Your code is unfortunately not executable, so we won’t be able to reproduce it.
Could you try to use random tensors and check, if you are still observing the accuracy drop?

how to check please ? the code was working fine with the old torch version 1.1 so is the new torch version is the reason for this error ?

Hey! Sorry to revive such an old topic but recently I’ve been redoing my implementation of a project to try to squeeze out the max amount of performance out of it and decided to use h5 file for datasets.
In your recommendations you mention to use a DataLoader with a batch_sampler because random access to hdf5 files is slow.
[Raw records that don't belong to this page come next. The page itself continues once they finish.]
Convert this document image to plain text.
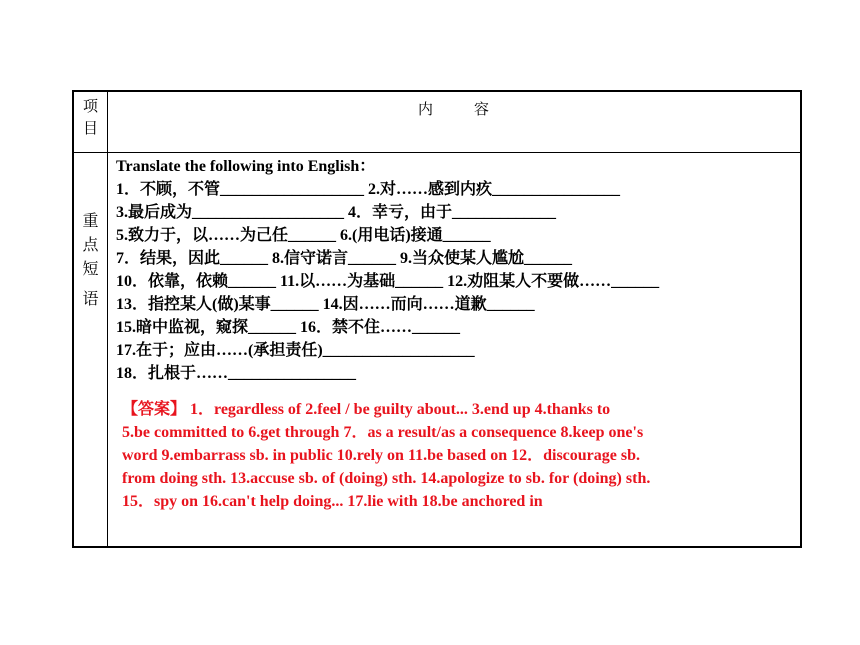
项
目
内	容
重
点
短
语
Translate the following into English：
1．不顾，不管__________________ 2.对……感到内疚________________
3.最后成为___________________ 4．幸亏，由于_____________
5.致力于，以……为己任______ 6.(用电话)接通______
7．结果，因此______ 8.信守诺言______ 9.当众使某人尴尬______
10．依靠，依赖______ 11.以……为基础______ 12.劝阻某人不要做……______
13．指控某人(做)某事______ 14.因……而向……道歉______
15.暗中监视，窥探______ 16．禁不住……______
17.在于；应由……(承担责任)___________________
18．扎根于……________________
【答案】 1．regardless of 2.feel / be guilty about... 3.end up 4.thanks to
5.be committed to 6.get through 7．as a result/as a consequence 8.keep one's
word 9.embarrass sb. in public 10.rely on 11.be based on 12．discourage sb.
from doing sth. 13.accuse sb. of (doing) sth. 14.apologize to sb. for (doing) sth.
15．spy on 16.can't help doing... 17.lie with 18.be anchored in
What would be the difference between using a custom batch_sampler to grab random samples, and just using the default sampler with shuffle=True?
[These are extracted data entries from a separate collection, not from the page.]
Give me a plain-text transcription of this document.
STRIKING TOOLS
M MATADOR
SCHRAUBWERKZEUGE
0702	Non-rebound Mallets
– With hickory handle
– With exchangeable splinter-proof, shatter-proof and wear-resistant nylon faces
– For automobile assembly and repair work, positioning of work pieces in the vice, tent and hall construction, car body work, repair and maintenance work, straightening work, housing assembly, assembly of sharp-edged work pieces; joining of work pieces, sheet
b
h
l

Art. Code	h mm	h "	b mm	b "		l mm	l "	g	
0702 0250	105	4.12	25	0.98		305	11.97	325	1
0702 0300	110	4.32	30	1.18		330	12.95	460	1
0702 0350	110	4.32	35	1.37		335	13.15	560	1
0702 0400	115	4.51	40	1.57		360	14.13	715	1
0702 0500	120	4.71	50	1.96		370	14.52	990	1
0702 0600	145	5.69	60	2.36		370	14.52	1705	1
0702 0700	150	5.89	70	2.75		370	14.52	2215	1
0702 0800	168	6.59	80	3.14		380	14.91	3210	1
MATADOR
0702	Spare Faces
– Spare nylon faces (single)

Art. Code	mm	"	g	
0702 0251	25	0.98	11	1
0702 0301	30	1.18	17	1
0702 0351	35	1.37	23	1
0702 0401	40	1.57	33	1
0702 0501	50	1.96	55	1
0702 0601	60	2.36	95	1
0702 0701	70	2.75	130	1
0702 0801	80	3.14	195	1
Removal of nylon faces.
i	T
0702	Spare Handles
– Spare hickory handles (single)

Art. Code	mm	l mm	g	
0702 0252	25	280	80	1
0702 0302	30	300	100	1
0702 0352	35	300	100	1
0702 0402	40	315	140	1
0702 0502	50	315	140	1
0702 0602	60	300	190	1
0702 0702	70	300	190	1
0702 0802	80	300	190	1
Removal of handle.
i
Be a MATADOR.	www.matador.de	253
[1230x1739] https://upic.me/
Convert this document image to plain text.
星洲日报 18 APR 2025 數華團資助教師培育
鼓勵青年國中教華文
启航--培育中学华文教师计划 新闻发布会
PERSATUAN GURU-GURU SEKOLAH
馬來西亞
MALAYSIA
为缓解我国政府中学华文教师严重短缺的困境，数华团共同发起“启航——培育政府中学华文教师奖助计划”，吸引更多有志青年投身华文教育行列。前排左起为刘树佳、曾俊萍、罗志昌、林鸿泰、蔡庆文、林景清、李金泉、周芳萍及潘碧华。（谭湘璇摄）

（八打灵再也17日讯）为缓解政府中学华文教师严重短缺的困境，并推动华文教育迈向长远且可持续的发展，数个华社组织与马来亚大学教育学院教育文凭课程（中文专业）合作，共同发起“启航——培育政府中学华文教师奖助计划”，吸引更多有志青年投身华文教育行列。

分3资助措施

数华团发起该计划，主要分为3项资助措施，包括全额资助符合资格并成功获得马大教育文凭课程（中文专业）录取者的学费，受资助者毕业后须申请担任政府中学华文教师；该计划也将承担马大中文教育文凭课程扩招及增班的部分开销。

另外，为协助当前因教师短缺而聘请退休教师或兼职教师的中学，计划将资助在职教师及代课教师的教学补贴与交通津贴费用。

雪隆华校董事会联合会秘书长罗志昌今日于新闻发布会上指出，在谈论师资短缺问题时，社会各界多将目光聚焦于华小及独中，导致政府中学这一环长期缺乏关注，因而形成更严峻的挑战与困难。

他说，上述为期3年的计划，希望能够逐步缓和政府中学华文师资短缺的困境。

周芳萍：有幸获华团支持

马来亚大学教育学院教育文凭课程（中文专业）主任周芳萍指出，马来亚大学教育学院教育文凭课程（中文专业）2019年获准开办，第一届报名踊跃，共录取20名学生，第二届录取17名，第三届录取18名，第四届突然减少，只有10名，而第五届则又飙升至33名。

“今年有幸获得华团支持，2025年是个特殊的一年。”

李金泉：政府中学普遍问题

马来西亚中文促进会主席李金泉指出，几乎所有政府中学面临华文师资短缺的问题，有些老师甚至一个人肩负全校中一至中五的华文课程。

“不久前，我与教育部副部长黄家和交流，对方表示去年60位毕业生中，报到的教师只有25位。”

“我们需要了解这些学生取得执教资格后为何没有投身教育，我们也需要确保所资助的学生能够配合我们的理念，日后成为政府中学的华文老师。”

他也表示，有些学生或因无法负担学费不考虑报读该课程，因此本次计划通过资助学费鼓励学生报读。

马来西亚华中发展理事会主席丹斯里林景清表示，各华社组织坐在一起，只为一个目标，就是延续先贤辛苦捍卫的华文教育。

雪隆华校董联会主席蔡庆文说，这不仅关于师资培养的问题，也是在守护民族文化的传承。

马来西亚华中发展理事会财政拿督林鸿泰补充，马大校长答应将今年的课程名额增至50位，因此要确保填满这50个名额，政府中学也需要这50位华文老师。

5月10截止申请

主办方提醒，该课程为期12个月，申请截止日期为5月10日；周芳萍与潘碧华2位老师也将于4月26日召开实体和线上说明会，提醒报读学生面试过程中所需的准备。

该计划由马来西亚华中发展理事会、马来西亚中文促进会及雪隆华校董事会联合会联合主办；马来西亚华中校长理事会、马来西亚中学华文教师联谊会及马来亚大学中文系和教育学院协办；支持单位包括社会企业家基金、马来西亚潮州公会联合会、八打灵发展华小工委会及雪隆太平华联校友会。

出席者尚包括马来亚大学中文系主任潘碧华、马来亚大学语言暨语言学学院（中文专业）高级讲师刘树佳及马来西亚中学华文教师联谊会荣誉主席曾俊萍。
For context, this is my H5Dataset implementation:

class H5Dataset(torch.utils.data.Dataset):
    def __init__(self, path, split, mode):
        self.file_path = path
        self.dataset = None
        self.split = split
        self.mode = mode
        with h5py.File(self.file_path, 'r') as file:
            if self.split == "pixel_values":
                self.dataset_len = len(file[self.split])
            else:
                assert len(file[self.split]["img_id"]) == len(file[self.split]["category"]) == len(
                    file[self.split]["category"]) == len(file[self.split]["attention_mask"]) == len(file[self.split]["input_ids"]), "non matching number of entries in .h5 file."
                self.dataset_len = len(file[self.split]["img_id"])
            self.categories = [category.decode("utf-8") for category in np.unique(file[self.split]["category"])]
    
    def __getitem__(self, idx):
        if self.dataset is None:
            self.dataset = h5py.File(self.file_path, 'r')
        output = {}
        output["attention_mask"] = self.dataset[self.split + "/attention_mask"][idx]
        output["category"] = self.dataset[self.split + "/category"][idx].decode("utf-8")
        output["img_id"] = self.dataset[self.split + "/img_id"][idx]
        output["input_ids"] = self.dataset[self.split + "/input_ids"][idx]
        output["label"] = self.dataset[self.split + "/label"][idx]
        if self.mode == "baseline":
            output["pixel_values"] = self.dataset["pixel_values"][output["img_id"]][4]
        elif self.mode == "patching":
            output["pixel_values"] = self.dataset["pixel_values"][output["img_id"]]
        return output

    def __len__(self):
        return self.dataset_len

and in my Trainer implementation I keep the dataset related stuff (Datasets and DataLoaders) as follows:

self.train_dataset = H5Dataset(os.path.join("datasets", "dataset_folder", "dataset_file.h5"), "train", model)
self.train_loader = torch.utils.data.DataLoader(self.train_dataset, batch_size=self.batch_size,shuffle=True, num_workers=4)
self.validation_dataset = H5Dataset(os.path.join("datasets", "dataset_folder", "dataset_file.h5"), "validation", model)
self.validation_loader = torch.utils.data.DataLoader(self.validation_dataset, batch_size=self.batch_size,shuffle=False, num_workers=4)
self.test_dataset = H5Dataset(os.path.join("datasets", "dataset_folder", "dataset_file.h5"), "test", model)
self.test_loader = torch.utils.data.DataLoader(self.test_dataset, batch_size=self.batch_size,
                                                        shuffle=False, num_workers=4)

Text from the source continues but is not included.